懲戒処分とは、たとえば無断欠勤・遅刻・不正行為など、社内規律を乱す行為があった従業員を戒めることを目的とした対処です。

 まさに社内のルールに違反をした相手に対する制裁ともいえますが、懲戒処分を下した従業員がその内容を不服とした場合、トラブルにつながる場合も多々あります。

 適正に懲戒処分を行うためにも、運送業で制裁として不利益措置を行う懲戒処分について簡単に解説していきます。

懲戒処分とは

 「懲戒処分」とは、従業員に制裁を与え不利益措置を行うことです。

 そのため対象となるのは、業務命令や社内規定に違反した場合など、会社の秩序を乱す行為をした従業員といえます。

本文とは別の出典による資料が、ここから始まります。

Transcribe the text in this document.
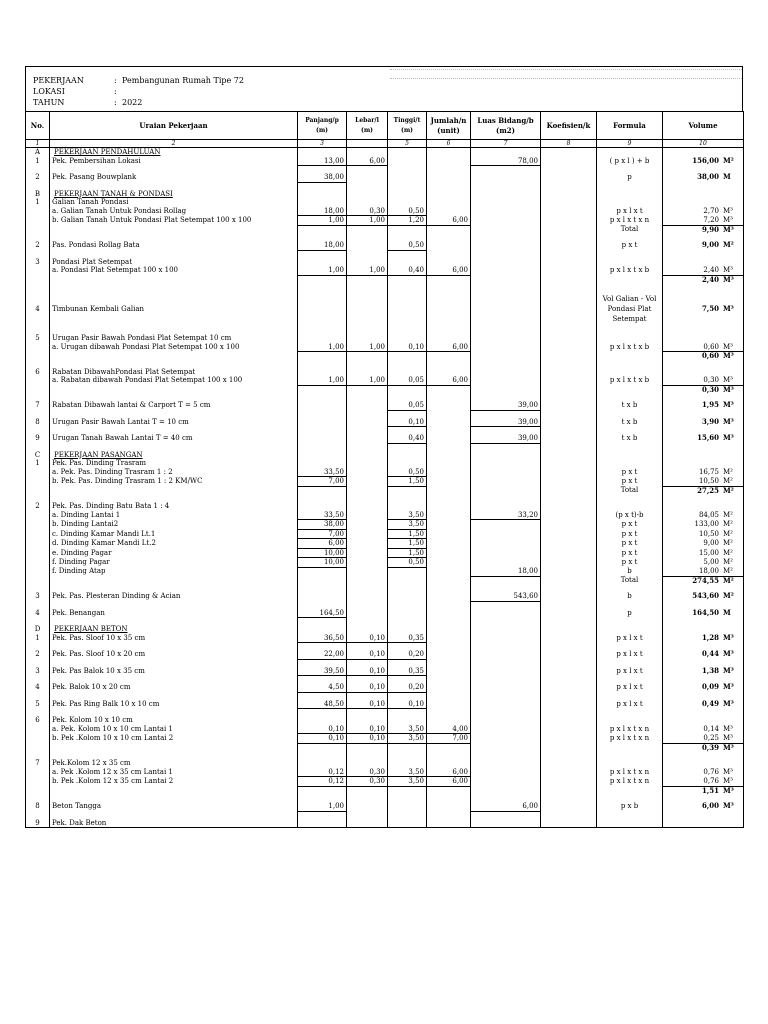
PEKERJAAN	: Pembangunan Rumah Tipe 72
LOKASI	:
TAHUN	: 2022
No.	Uraian Pekerjaan	Panjang/p (m)	Lebar/l (m)	Tinggi/t (m)	Jumlah/n (unit)	Luas Bidang/b (m2)	Koefisien/k	Formula	Volume
1	2	3		5	6	7	8	9	10
A	PEKERJAAN PENDAHULUAN								
1	Pek. Pembersihan Lokasi	13,00	6,00			78,00		( p x l ) + b	156,00 M²

2	Pek. Pasang Bouwplank	38,00						p	38,00 M

B	PEKERJAAN TANAH & PONDASI								
1	Galian Tanah Pondasi								
	a. Galian Tanah Untuk Pondasi Rollag	18,00	0,30	0,50				p x l x t	2,70 M³
	b. Galian Tanah Untuk Pondasi Plat Setempat 100 x 100	1,00	1,00	1,20	6,00			p x l x t x n	7,20 M³
								Total	9,90 M³

2	Pas. Pondasi Rollag Bata	18,00		0,50				p x t	9,00 M²

3	Pondasi Plat Setempat								
	a. Pondasi Plat Setempat 100 x 100	1,00	1,00	0,40	6,00			p x l x t x b	2,40 M³
									2,40 M³

4	Timbunan Kembali Galian							Vol Galian - Vol Pondasi Plat Setempat	7,50 M³

5	Urugan Pasir Bawah Pondasi Plat Setempat 10 cm								
	a. Urugan dibawah Pondasi Plat Setempat 100 x 100	1,00	1,00	0,10	6,00			p x l x t x b	0,60 M³
									0,60 M³

6	Rabatan DibawahPondasi Plat Setempat								
	a. Rabatan dibawah Pondasi Plat Setempat 100 x 100	1,00	1,00	0,05	6,00			p x l x t x b	0,30 M³
									0,30 M³

7	Rabatan Dibawah lantai & Carport T = 5 cm			0,05		39,00		t x b	1,95 M³

8	Urugan Pasir Bawah Lantai T = 10 cm			0,10		39,00		t x b	3,90 M³

9	Urugan Tanah Bawah Lantai T = 40 cm			0,40		39,00		t x b	15,60 M³

C	PEKERJAAN PASANGAN								
1	Pek. Pas. Dinding Trasram								
	a. Pek. Pas. Dinding Trasram 1 : 2	33,50		0,50				p x t	16,75 M²
	b. Pek. Pas. Dinding Trasram 1 : 2 KM/WC	7,00		1,50				p x t	10,50 M²
								Total	27,25 M²

2	Pek. Pas. Dinding Batu Bata 1 : 4								
	a. Dinding Lantai 1	33,50		3,50		33,20		(p x t)-b	84,05 M²
	b. Dinding Lantai2	38,00		3,50				p x t	133,00 M²
	c. Dinding Kamar Mandi Lt.1	7,00		1,50				p x t	10,50 M²
	d. Dinding Kamar Mandi Lt.2	6,00		1,50				p x t	9,00 M²
	e. Dinding Pagar	10,00		1,50				p x t	15,00 M²
	f. Dinding Pagar	10,00		0,50				p x t	5,00 M²
	f. Dinding Atap					18,00		b	18,00 M²
								Total	274,55 M²

3	Pek. Pas. Plesteran Dinding & Acian					543,60		b	543,60 M²

4	Pek. Benangan	164,50						p	164,50 M

D	PEKERJAAN BETON								
1	Pek. Pas. Sloof 10 x 35 cm	36,50	0,10	0,35				p x l x t	1,28 M³

2	Pek. Pas. Sloof 10 x 20 cm	22,00	0,10	0,20				p x l x t	0,44 M³

3	Pek. Pas Balok 10 x 35 cm	39,50	0,10	0,35				p x l x t	1,38 M³

4	Pek. Balok 10 x 20 cm	4,50	0,10	0,20				p x l x t	0,09 M³

5	Pek. Pas Ring Balk 10 x 10 cm	48,50	0,10	0,10				p x l x t	0,49 M³

6	Pek. Kolom 10 x 10 cm								
	a. Pek. Kolom 10 x 10 cm Lantai 1	0,10	0,10	3,50	4,00			p x l x t x n	0,14 M³
	b. Pek .Kolom 10 x 10 cm Lantai 2	0,10	0,10	3,50	7,00			p x l x t x n	0,25 M³
									0,39 M³

7	Pek.Kolom 12 x 35 cm								
	a. Pek .Kolom 12 x 35 cm Lantai 1	0,12	0,30	3,50	6,00			p x l x t x n	0,76 M³
	b. Pek .Kolom 12 x 35 cm Lantai 2	0,12	0,30	3,50	6,00			p x l x t x n	0,76 M³
									1,51 M³

8	Beton Tangga	1,00				6,00		p x b	6,00 M³

9	Pek. Dak Beton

 ただ、懲戒処分になる行為や処分については法律で具体的な内容が定められていないため、就業規則で「懲戒事由」と「処分の内容」を定め、対象となる範囲を決めておくことが必要です。

 

就業規則の明記内容

 従業員の懲戒処分については、就業規則に懲戒に関する規定を明記しておくことが必要であると労働基準法でも義務付けられています。

 また、法的に効力を持たせるためにも、懲戒の対象となる具体的な根拠を「懲戒事由」として、さらに処罰される内容として「懲戒の種類」を明記しておかなければなりません。

 そこで、次の2つについて簡単に説明していきます。

 ・懲戒事由

・懲戒の種類

  

懲戒事由

 就業規則に明記しておく「懲戒事由」は、主に以下の内容です。

 ・職務怠慢(無断欠勤・遅刻過多・職場離脱など勤怠における不適切な行動)

・業務命令違反(上司の指示・命令に従わない)

・職場規律違反(職場の規律への違反)

・経歴違反(採用にいける経歴偽証など)

・犯罪行為(会社の信用を陥れる犯罪行為を犯すなど)

 

懲戒の種類

 就業規則に明記しておく「懲戒の種類」は、主に以下の内容です。

 ・戒告(書面や口頭により注意すること)

・譴責(始末書提出などで注意を促すこと)

・減給(賃金の一部を減らし注意を促す処分)

・出勤停止(一定期間は出勤禁止とする処分)

・降格(役職や職位などを引き下げる処分)

・諭旨解雇(懲戒解雇にするだけの理由はあるものの情状酌量の余地がある場合に処分が重い懲戒解雇ではなく自主退社を求める処分)

・懲戒解雇(退職金や解雇予告手当を支給せずに解雇処分にすること)

 上記でもっとも重い懲戒処分は懲戒解雇ですが、どのような従業員でも対象にならないため判断は慎重に行う必要があります。